Auffällig ist, dass sich neben der Anti-Haltung, die sich etwa die radikal-feministische 4-B-Bewegung (südkoreanisch für: keine Kinder, kein Dating mit Männern, kein Sex mit Männern, keine Ehe mit Männern) zu eigen macht, eine eher gleichgültige Lustlosigkeit breitmacht. Im September erscheint das Buch „Alle kriegen Kinder, ich zweifle“ von Verena Kleinmann im Rowohlt-Verlag. Die Autorin, so die nüchterne Ankündigung, spüre „auch mit Ende 30 noch keinen unbedingten Kinderwunsch“. Diese Untertemperatur ist symptomatisch für eine Haltung, die sich nicht einmal mehr über die Ablehnung von Kindern definiert, sondern längst über ihre Indifferenz. Das rebellische Keine-Kinder-Wollen ist einer ehrlichen Ratlosigkeit darüber gewichen, warum man Kinder überhaupt wollen sollte.

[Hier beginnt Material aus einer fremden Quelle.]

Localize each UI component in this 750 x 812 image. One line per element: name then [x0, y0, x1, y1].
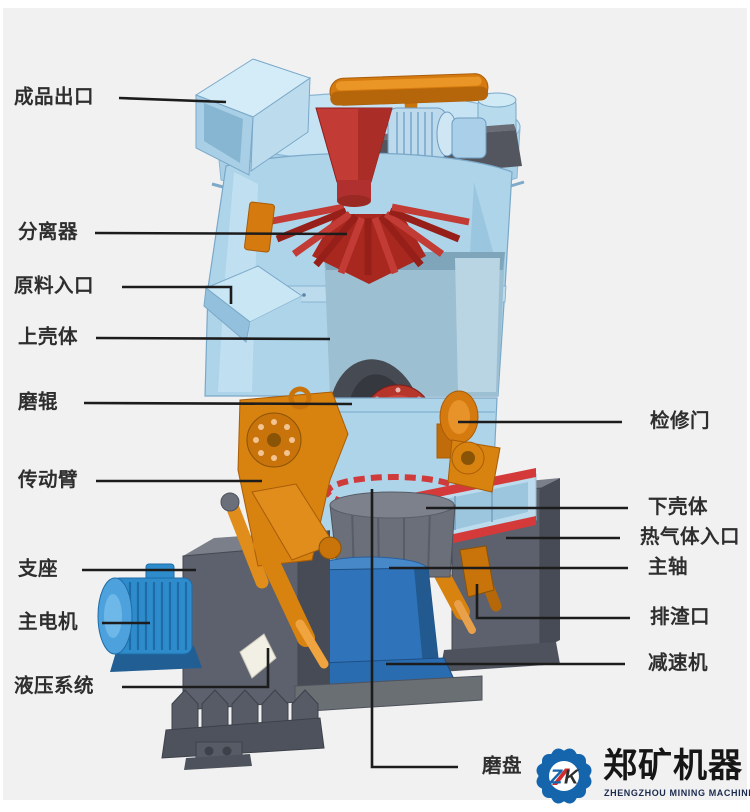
- company-name: 郑矿机器: [603, 747, 743, 785]
- gear-logo-icon: Z K: [536, 748, 592, 804]
- leader-grinding-roller: [83, 401, 353, 406]
- company-logo: Z K 郑矿机器 ZHENGZHOU MINING MACHINERY: [528, 738, 750, 810]
- leader-grinding-table: [370, 489, 458, 769]
- label-drive-arm: 传动臂: [18, 470, 79, 491]
- label-finished-product-outlet: 成品出口: [14, 87, 95, 108]
- logo-letter-k: K: [564, 767, 580, 789]
- drive-arm-part: [220, 386, 349, 679]
- label-separator: 分离器: [18, 222, 79, 243]
- leader-raw-material-inlet: [122, 285, 233, 304]
- label-raw-material-inlet: 原料入口: [14, 276, 95, 297]
- label-support-pedestal: 支座: [18, 559, 59, 580]
- label-upper-shell: 上壳体: [18, 327, 79, 348]
- company-name-en: ZHENGZHOU MINING MACHINERY: [604, 788, 750, 798]
- main-motor-part: [97, 563, 202, 672]
- label-main-shaft: 主轴: [648, 557, 689, 578]
- logo-letter-z: Z: [549, 767, 563, 789]
- label-grinding-roller: 磨辊: [18, 392, 59, 413]
- inspection-door-part: [436, 390, 479, 459]
- leader-hydraulic-system: [122, 648, 270, 689]
- leader-lines: [82, 96, 630, 769]
- leader-finished-product-outlet: [118, 96, 227, 104]
- label-lower-shell: 下壳体: [648, 497, 709, 518]
- label-inspection-door: 检修门: [650, 411, 711, 432]
- label-reducer: 减速机: [648, 653, 709, 674]
- leader-separator: [94, 231, 348, 236]
- side-door: [244, 201, 275, 253]
- label-slag-discharge: 排渣口: [650, 607, 711, 628]
- label-main-motor: 主电机: [18, 612, 79, 633]
- label-hot-gas-inlet: 热气体入口: [640, 527, 741, 548]
- leader-upper-shell: [95, 336, 331, 341]
- feed-chute: [203, 265, 303, 343]
- label-hydraulic-system: 液压系统: [14, 676, 95, 697]
- base-frame: [161, 675, 483, 770]
- leader-slag-discharge: [475, 584, 630, 620]
- label-grinding-table: 磨盘: [482, 756, 523, 777]
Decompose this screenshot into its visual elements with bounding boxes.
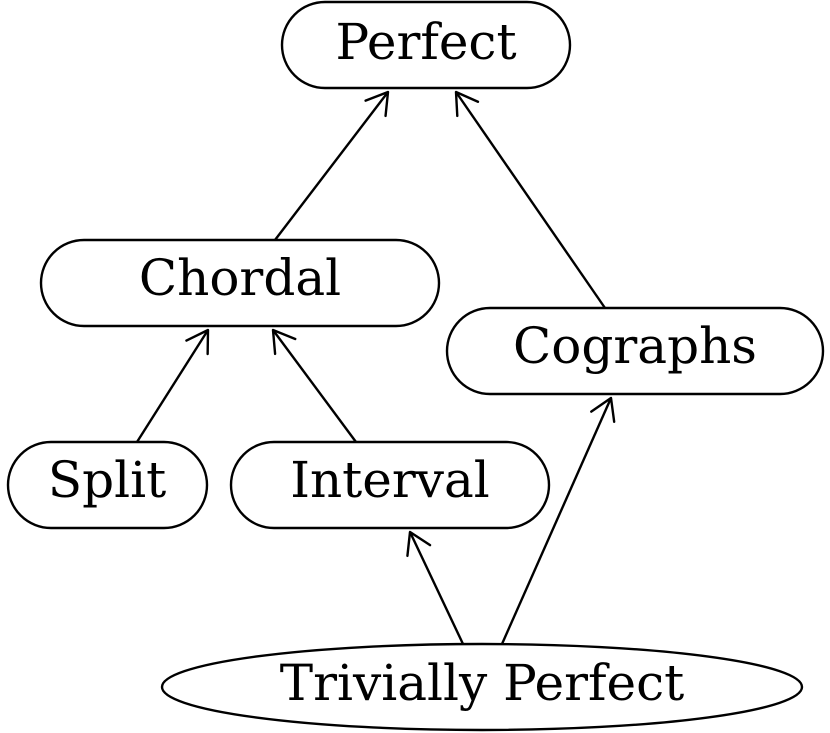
node-perfect-label: Perfect: [335, 13, 516, 71]
edge-cographs-to-perfect: [454, 90, 606, 309]
arrow-head-icon: [590, 396, 616, 423]
node-chordal-shape: [39, 238, 441, 328]
node-perfect-shape: [280, 0, 572, 90]
nodes-layer: Perfect Chordal Cographs Split Interval …: [6, 0, 825, 732]
edge-line: [455, 91, 606, 309]
node-cographs-label: Cographs: [513, 317, 757, 375]
arrow-head-icon: [185, 328, 210, 356]
edge-trivially-perfect-to-interval: [406, 530, 465, 645]
edge-trivially-perfect-to-cographs: [500, 396, 616, 645]
edge-split-to-chordal: [135, 328, 210, 443]
arrow-head-icon: [271, 328, 297, 356]
edge-line: [274, 91, 389, 241]
node-split-label: Split: [48, 451, 166, 509]
node-interval-label: Interval: [290, 451, 490, 509]
arrow-head-icon: [406, 530, 432, 558]
node-cographs-shape: [445, 306, 825, 396]
edge-line: [135, 329, 210, 443]
edge-line: [272, 329, 357, 443]
node-chordal-label: Chordal: [139, 249, 341, 307]
node-split: Split: [6, 440, 209, 530]
node-interval-shape: [229, 440, 551, 530]
node-perfect: Perfect: [280, 0, 572, 90]
edge-line: [500, 397, 613, 645]
node-trivially-perfect-shape: [160, 642, 804, 732]
edge-interval-to-chordal: [271, 328, 357, 443]
edges-layer: [135, 90, 616, 645]
node-interval: Interval: [229, 440, 551, 530]
arrow-head-icon: [364, 90, 390, 118]
edge-line: [408, 531, 465, 645]
node-trivially-perfect: Trivially Perfect: [160, 642, 804, 732]
node-chordal: Chordal: [39, 238, 441, 328]
node-trivially-perfect-label: Trivially Perfect: [280, 654, 685, 712]
node-cographs: Cographs: [445, 306, 825, 396]
arrow-head-icon: [454, 90, 480, 118]
node-split-shape: [6, 440, 209, 530]
edge-chordal-to-perfect: [274, 90, 390, 241]
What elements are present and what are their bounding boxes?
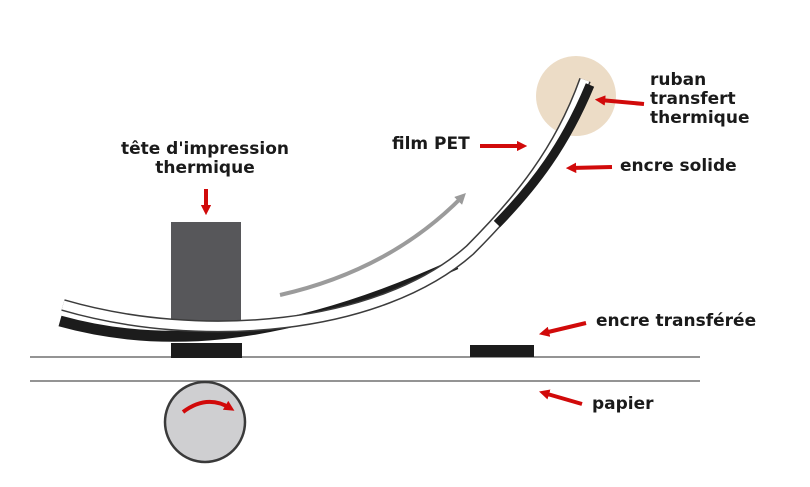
label-transferred-ink: encre transférée xyxy=(596,311,757,331)
label-paper: papier xyxy=(592,394,654,414)
ink-under-head xyxy=(171,343,242,358)
label-pet-film: film PET xyxy=(392,134,470,154)
platen-roller xyxy=(163,380,247,464)
label-solid-ink: encre solide xyxy=(620,156,737,176)
label-ribbon: ruban transfert thermique xyxy=(650,71,750,128)
ribbon-motion-arrow xyxy=(279,193,466,297)
label-ribbon-line2: transfert xyxy=(650,89,736,109)
solid-ink-segment xyxy=(493,83,595,228)
roller-rotation-arrow xyxy=(181,400,235,414)
label-print-head: tête d'impression thermique xyxy=(100,140,310,178)
label-print-head-line1: tête d'impression xyxy=(120,139,290,159)
pet-film-layer xyxy=(61,77,591,333)
label-ribbon-line1: ruban xyxy=(650,70,707,90)
arrow-to-ribbon xyxy=(594,95,645,106)
arrow-to-paper xyxy=(539,389,583,406)
arrow-to-transferred-ink xyxy=(538,321,587,337)
label-ribbon-line3: thermique xyxy=(650,108,750,128)
print-head xyxy=(171,222,241,328)
arrow-to-solid-ink xyxy=(565,162,613,174)
transferred-ink-block xyxy=(470,345,534,357)
label-print-head-line2: thermique xyxy=(155,158,255,178)
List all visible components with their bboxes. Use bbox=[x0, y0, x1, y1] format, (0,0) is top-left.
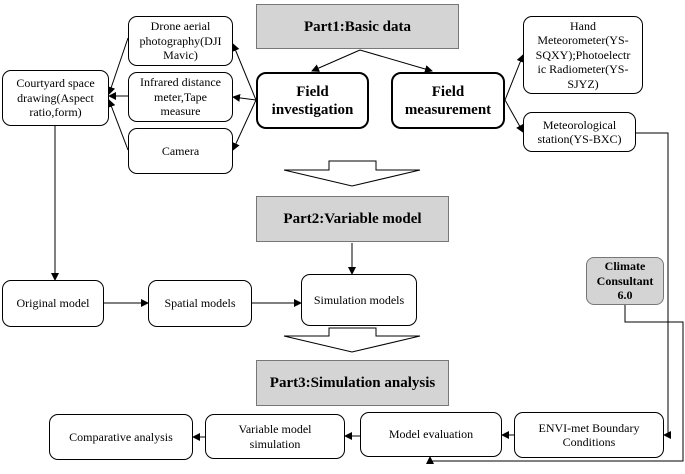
camera-box: Camera bbox=[128, 128, 233, 174]
part1-title: Part1:Basic data bbox=[256, 4, 459, 49]
model-evaluation-box: Model evaluation bbox=[360, 412, 502, 457]
arrow-measurement-to-station bbox=[504, 99, 524, 133]
arrow-investigation-to-infrared bbox=[232, 93, 257, 102]
arrow-investigation-to-camera bbox=[232, 99, 257, 151]
courtyard-drawing-box: Courtyard space drawing(Aspect ratio,for… bbox=[2, 70, 109, 126]
climate-consultant-box: Climate Consultant 6.0 bbox=[586, 257, 664, 305]
block-arrow-part2-to-part3 bbox=[283, 327, 421, 353]
drone-photography-label: Drone aerial photography(DJI Mavic) bbox=[139, 19, 222, 63]
field-measurement-label: Field measurement bbox=[404, 83, 492, 118]
arrow-investigation-to-drone bbox=[231, 43, 257, 101]
arrow-drone-to-courtyard bbox=[107, 37, 129, 95]
climate-consultant-label: Climate Consultant 6.0 bbox=[596, 259, 654, 303]
variable-model-simulation-box: Variable model simulation bbox=[205, 414, 345, 459]
original-model-label: Original model bbox=[16, 296, 90, 311]
camera-label: Camera bbox=[161, 143, 200, 158]
part2-title: Part2:Variable model bbox=[256, 196, 449, 242]
part1-title-text: Part1:Basic data bbox=[303, 18, 412, 35]
infrared-meter-box: Infrared distance meter,Tape measure bbox=[128, 72, 233, 122]
field-investigation-label: Field investigation bbox=[271, 83, 354, 118]
comparative-analysis-label: Comparative analysis bbox=[69, 429, 173, 444]
field-investigation-box: Field investigation bbox=[256, 72, 369, 129]
meteorological-station-label: Meteorological station(YS-BXC) bbox=[537, 117, 622, 146]
spatial-models-box: Spatial models bbox=[148, 280, 252, 327]
model-evaluation-label: Model evaluation bbox=[388, 427, 474, 442]
simulation-models-label: Simulation models bbox=[313, 292, 405, 307]
part2-title-text: Part2:Variable model bbox=[283, 211, 422, 227]
envi-met-label: ENVI-met Boundary Conditions bbox=[538, 420, 640, 449]
variable-model-simulation-label: Variable model simulation bbox=[238, 422, 312, 451]
part3-title: Part3:Simulation analysis bbox=[256, 360, 449, 406]
original-model-box: Original model bbox=[2, 280, 104, 327]
envi-met-box: ENVI-met Boundary Conditions bbox=[514, 412, 664, 458]
field-measurement-box: Field measurement bbox=[391, 72, 505, 129]
simulation-models-box: Simulation models bbox=[301, 274, 417, 326]
hand-meteorometer-box: Hand Meteorometer(YS- SQXY);Photoelectr … bbox=[523, 16, 643, 94]
hand-meteorometer-label: Hand Meteorometer(YS- SQXY);Photoelectr … bbox=[535, 19, 631, 91]
comparative-analysis-box: Comparative analysis bbox=[49, 414, 193, 460]
meteorological-station-box: Meteorological station(YS-BXC) bbox=[523, 112, 636, 152]
arrow-measurement-to-hand-meteorometer bbox=[504, 54, 525, 101]
arrow-camera-to-courtyard bbox=[107, 99, 129, 151]
courtyard-drawing-label: Courtyard space drawing(Aspect ratio,for… bbox=[16, 76, 95, 120]
arrow-part1-to-field-measurement bbox=[359, 49, 433, 73]
arrow-part1-to-field-investigation bbox=[311, 49, 361, 72]
drone-photography-box: Drone aerial photography(DJI Mavic) bbox=[128, 16, 233, 66]
block-arrow-part1-to-part2 bbox=[283, 160, 421, 187]
infrared-meter-label: Infrared distance meter,Tape measure bbox=[140, 75, 221, 119]
spatial-models-label: Spatial models bbox=[164, 296, 236, 311]
part3-title-text: Part3:Simulation analysis bbox=[269, 375, 436, 391]
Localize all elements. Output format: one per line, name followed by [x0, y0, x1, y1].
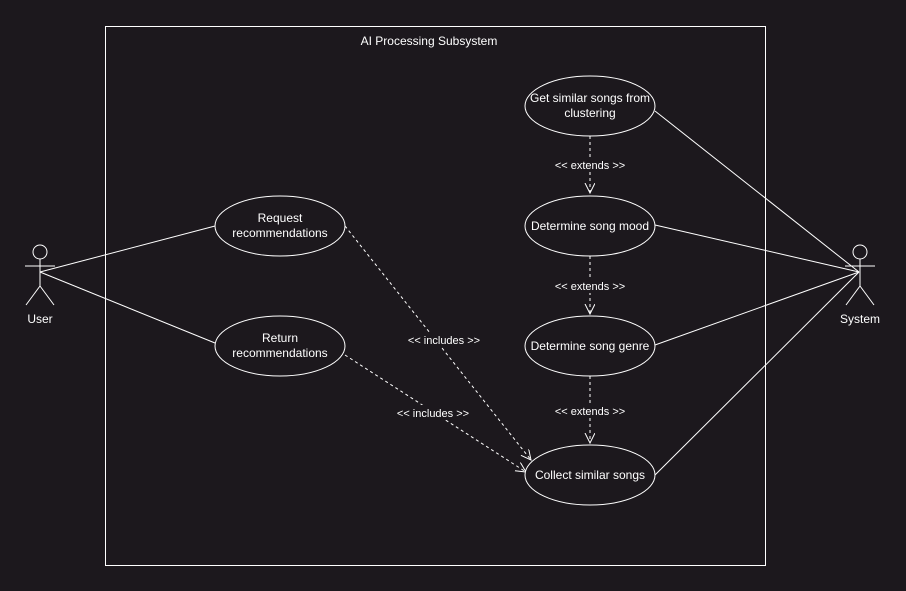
stick-figure-icon	[845, 244, 875, 306]
includes-label-1: << includes >>	[408, 335, 480, 347]
use-case-request-recommendations[interactable]: Request recommendations	[214, 195, 346, 257]
use-case-label: Determine song genre	[531, 339, 650, 353]
association-system-collect	[654, 271, 860, 476]
stick-figure-icon	[25, 244, 55, 306]
actor-system-label: System	[840, 312, 880, 326]
use-case-return-recommendations[interactable]: Return recommendations	[214, 315, 346, 377]
actor-user-label: User	[27, 312, 52, 326]
system-boundary	[105, 26, 766, 566]
use-case-label-line1: Request	[258, 211, 303, 225]
association-user-return	[39, 271, 216, 344]
actor-system[interactable]: System	[840, 244, 880, 326]
use-case-label: Determine song mood	[531, 219, 649, 233]
extends-label-1: << extends >>	[555, 160, 625, 172]
includes-arrow-request-collect	[344, 225, 531, 460]
use-case-collect-similar-songs[interactable]: Collect similar songs	[524, 444, 656, 506]
association-user-request	[39, 225, 216, 273]
association-system-mood	[654, 224, 860, 273]
use-case-label-line1: Get similar songs from	[530, 91, 650, 105]
use-case-label-line2: clustering	[564, 106, 615, 120]
includes-label-2: << includes >>	[397, 408, 469, 420]
use-case-label: Collect similar songs	[535, 468, 645, 482]
use-case-determine-song-genre[interactable]: Determine song genre	[524, 315, 656, 377]
system-boundary-title: AI Processing Subsystem	[361, 34, 498, 48]
use-case-determine-song-mood[interactable]: Determine song mood	[524, 195, 656, 257]
actor-user[interactable]: User	[25, 244, 55, 326]
extends-label-2: << extends >>	[555, 281, 625, 293]
association-system-genre	[654, 271, 860, 346]
use-case-get-similar-songs-from-clustering[interactable]: Get similar songs from clustering	[524, 75, 656, 137]
use-case-label-line2: recommendations	[232, 346, 327, 360]
use-case-label-line1: Return	[262, 331, 298, 345]
association-system-clustering	[654, 110, 860, 273]
extends-label-3: << extends >>	[555, 406, 625, 418]
use-case-label-line2: recommendations	[232, 226, 327, 240]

Das Schulterzucken ist die Geste, die die längst nicht nur in Deutschland vorherrschende Motivationslosigkeit zum Gebären, Aufziehen und Hüten am besten illustriert. Kinder sind so langweilig geworden, dass die Autorin Jacinta Nandi in ihrem neuen Roman „Single Mom Supper Club“ in der vorausgeschickten Figurenliste alle Kinder (im Gegensatz zu den schillernd charakterisierten Müttern) mit einem lapidaren „ist super“ beschreibt, denn: „Die Kinder sind alle super, wer Kinder hasst, ist selbst schuld“. Um ja niemanden zu verschrecken, der sich das Schwangerwerden eventuell doch noch zutrauen sollte, versieht die Autorin Kinder mit einem nichtssagenden Pauschal-Beifall.

Die erwogenen Verzweiflungs-Maßnahmen der amerikanischen Regierung wie die Einführung von Ehrenmedaillen, Zyklus-Aufklärungsarbeit und eines 5000-Dollar-Babybonus erweisen dem angeknacksten Ruf der Elternschaft einen ähnlichen Bärendienst wie Influencer, die ihre Babys zum Lieblingshobby hochjazzen. Wir müssen uns eingestehen: In Wahrheit sind Kinder leider einfach out.